The lecture introduces the basic concepts of quantum computing to a non-specialist audience. No prior knowledge of quantum mechanics will be assumed. In quantum computing, data is processed using quantum bits, qubits, instead of classical bits. We will start by introducing the qubit and studying its properties. Then, we will look into simple two-qubit algorithms, before moving to general n qubit quantum computing.
The course is offered in a hybrid format giving the possibility to attend the course also by remote (on Microsoft Teams platform).
On-site places are limited and assigned on first come first served basis.
The registration fees are:
- On-site participation, 400.00 Euro + VAT*
This fee includes a complimentary bag, five fixed menu buffet lunches, coffee breaks, downloadable lecture notes.
Deadline for on-site application is
July 12, 2022 July 24, 2022.
- Online participation, 250.00 Euro + VAT*
This fee includes downloadable lecture notes.
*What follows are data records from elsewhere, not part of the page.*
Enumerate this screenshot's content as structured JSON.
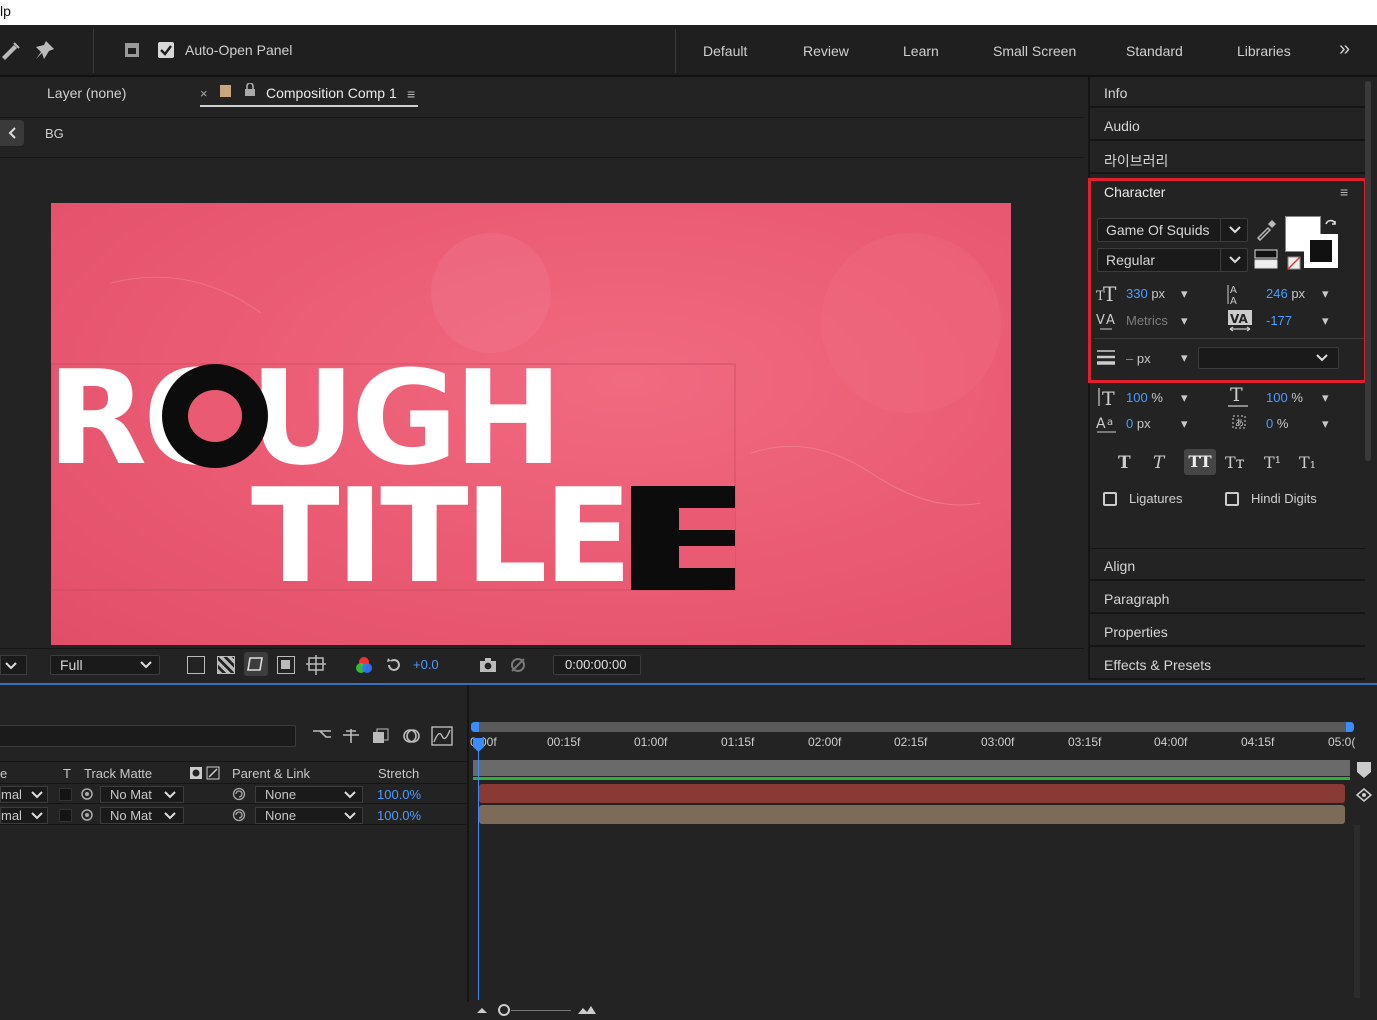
{
  "menubar": {
    "fragment": "lp"
  },
  "toolbar": {
    "auto_open_panel": "Auto-Open Panel",
    "workspaces": [
      "Default",
      "Review",
      "Learn",
      "Small Screen",
      "Standard",
      "Libraries"
    ],
    "more": "»"
  },
  "viewer": {
    "layer_tab": "Layer (none)",
    "comp_tab_close": "×",
    "comp_tab": "Composition Comp 1",
    "breadcrumb": "BG",
    "canvas_text_line1": "ROUGH",
    "canvas_text_line2": "TITLE",
    "resolution": "Full",
    "exposure": "+0.0",
    "timecode": "0:00:00:00"
  },
  "right_panel": {
    "info": "Info",
    "audio": "Audio",
    "libraries_kr": "라이브러리",
    "character": "Character",
    "font_family": "Game Of Squids",
    "font_style": "Regular",
    "font_size": "330",
    "font_size_unit": "px",
    "leading": "246",
    "leading_unit": "px",
    "kerning": "Metrics",
    "tracking": "-177",
    "stroke_width": "–",
    "stroke_unit": "px",
    "vert_scale": "100",
    "horiz_scale": "100",
    "pct": "%",
    "baseline_shift": "0",
    "baseline_unit": "px",
    "tsume": "0",
    "ligatures": "Ligatures",
    "hindi_digits": "Hindi Digits",
    "align": "Align",
    "paragraph": "Paragraph",
    "properties": "Properties",
    "effects_presets": "Effects & Presets",
    "style_buttons": [
      "T",
      "T",
      "TT",
      "Tт",
      "T¹",
      "T₁"
    ]
  },
  "timeline": {
    "col_mode_fragment": "e",
    "col_t": "T",
    "col_track_matte": "Track Matte",
    "col_parent": "Parent & Link",
    "col_stretch": "Stretch",
    "rows": [
      {
        "mode": "mal",
        "matte": "No Mat",
        "parent": "None",
        "stretch": "100.0%"
      },
      {
        "mode": "mal",
        "matte": "No Mat",
        "parent": "None",
        "stretch": "100.0%"
      }
    ],
    "ticks": [
      "0:00f",
      "00:15f",
      "01:00f",
      "01:15f",
      "02:00f",
      "02:15f",
      "03:00f",
      "03:15f",
      "04:00f",
      "04:15f",
      "05:0("
    ]
  },
  "colors": {
    "accent_blue": "#4a9dff",
    "highlight_red": "#e0202a",
    "canvas_pink": "#ea5a72",
    "layer_bar_red": "#8a3a35",
    "layer_bar_tan": "#7d6b5a"
  }
}
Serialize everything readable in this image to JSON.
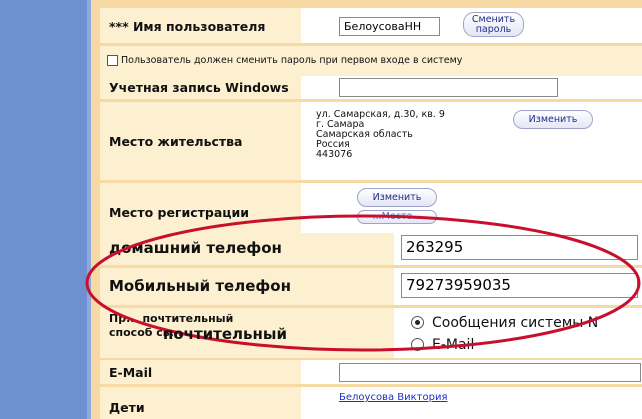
{
  "fields": {
    "username": {
      "label": "*** Имя пользователя",
      "value": "БелоусоваНН",
      "button": "Сменить пароль",
      "button_l1": "Сменить",
      "button_l2": "пароль"
    },
    "must_change": {
      "label": "Пользователь должен сменить пароль при первом входе в систему"
    },
    "windows_account": {
      "label": "Учетная запись Windows",
      "value": ""
    },
    "residence": {
      "label": "Место жительства",
      "address_lines": [
        "ул. Самарская, д.30, кв. 9",
        "г. Самара",
        "Самарская область",
        "Россия",
        "443076"
      ],
      "button": "Изменить"
    },
    "registration": {
      "label": "Место регистрации",
      "button": "Изменить",
      "button2": "...Место..."
    },
    "home_phone": {
      "label": "домашний телефон",
      "value": "263295"
    },
    "mobile_phone": {
      "label": "Мобильный телефон",
      "value": "79273959035"
    },
    "preferred": {
      "label_l1": "Пр... почтительный",
      "label_l2": "способ св...",
      "label_overlay": "почтительный",
      "options": [
        "Сообщения системы N",
        "E-Mail"
      ]
    },
    "email": {
      "label": "E-Mail",
      "value": ""
    },
    "children": {
      "label": "Дети",
      "link": "Белоусова Виктория"
    }
  },
  "colors": {
    "sidebar": "#6e8fd0",
    "frame": "#f6d9a3",
    "label_bg": "#fdf0d0",
    "ellipse": "#c8102e"
  }
}
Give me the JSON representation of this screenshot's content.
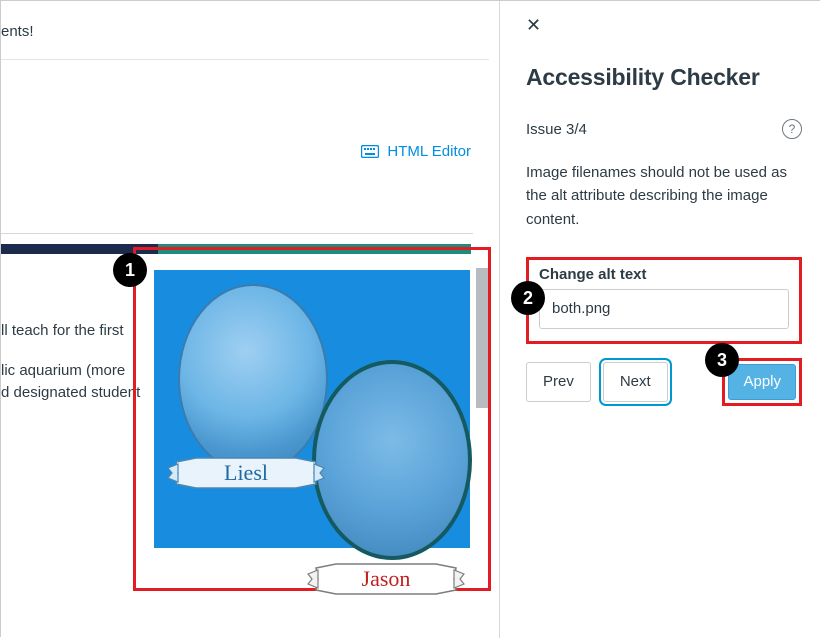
{
  "main": {
    "top_text_fragment": "ents!",
    "html_editor_label": "HTML Editor",
    "paragraph1": "ll teach for the first",
    "paragraph2a": "lic aquarium (more",
    "paragraph2b": "d designated student",
    "ribbon_liesl": "Liesl",
    "ribbon_jason": "Jason"
  },
  "sidebar": {
    "title": "Accessibility Checker",
    "issue_label": "Issue 3/4",
    "issue_description": "Image filenames should not be used as the alt attribute describing the image content.",
    "field_label": "Change alt text",
    "alt_value": "both.png",
    "prev_label": "Prev",
    "next_label": "Next",
    "apply_label": "Apply"
  },
  "badges": {
    "one": "1",
    "two": "2",
    "three": "3"
  }
}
Deadline for online application is August 24, 2022.
A message of confirmation will be sent to accepted participants.
Upon request a limited number of on-site participants can be accommodated at CISM Guest House at the price of 30 Euro per person/night (mail to: email@example.com).
* where applicable (bank charges are not included) Italian VAT is 22%.
Applicants may cancel their registration and receive a full refund by notifying CISM Secretariat in writing (by email) no later than:
- July 24, 2022 for on-site participants (no refund after the deadline);
- August 24, 2022 for online participants (no refund after the deadline).
Cancellation requests received before these deadlines will be charged a 50.00 Euro handling fee. Incorrect payments are subject to Euro 50,00 handling fee.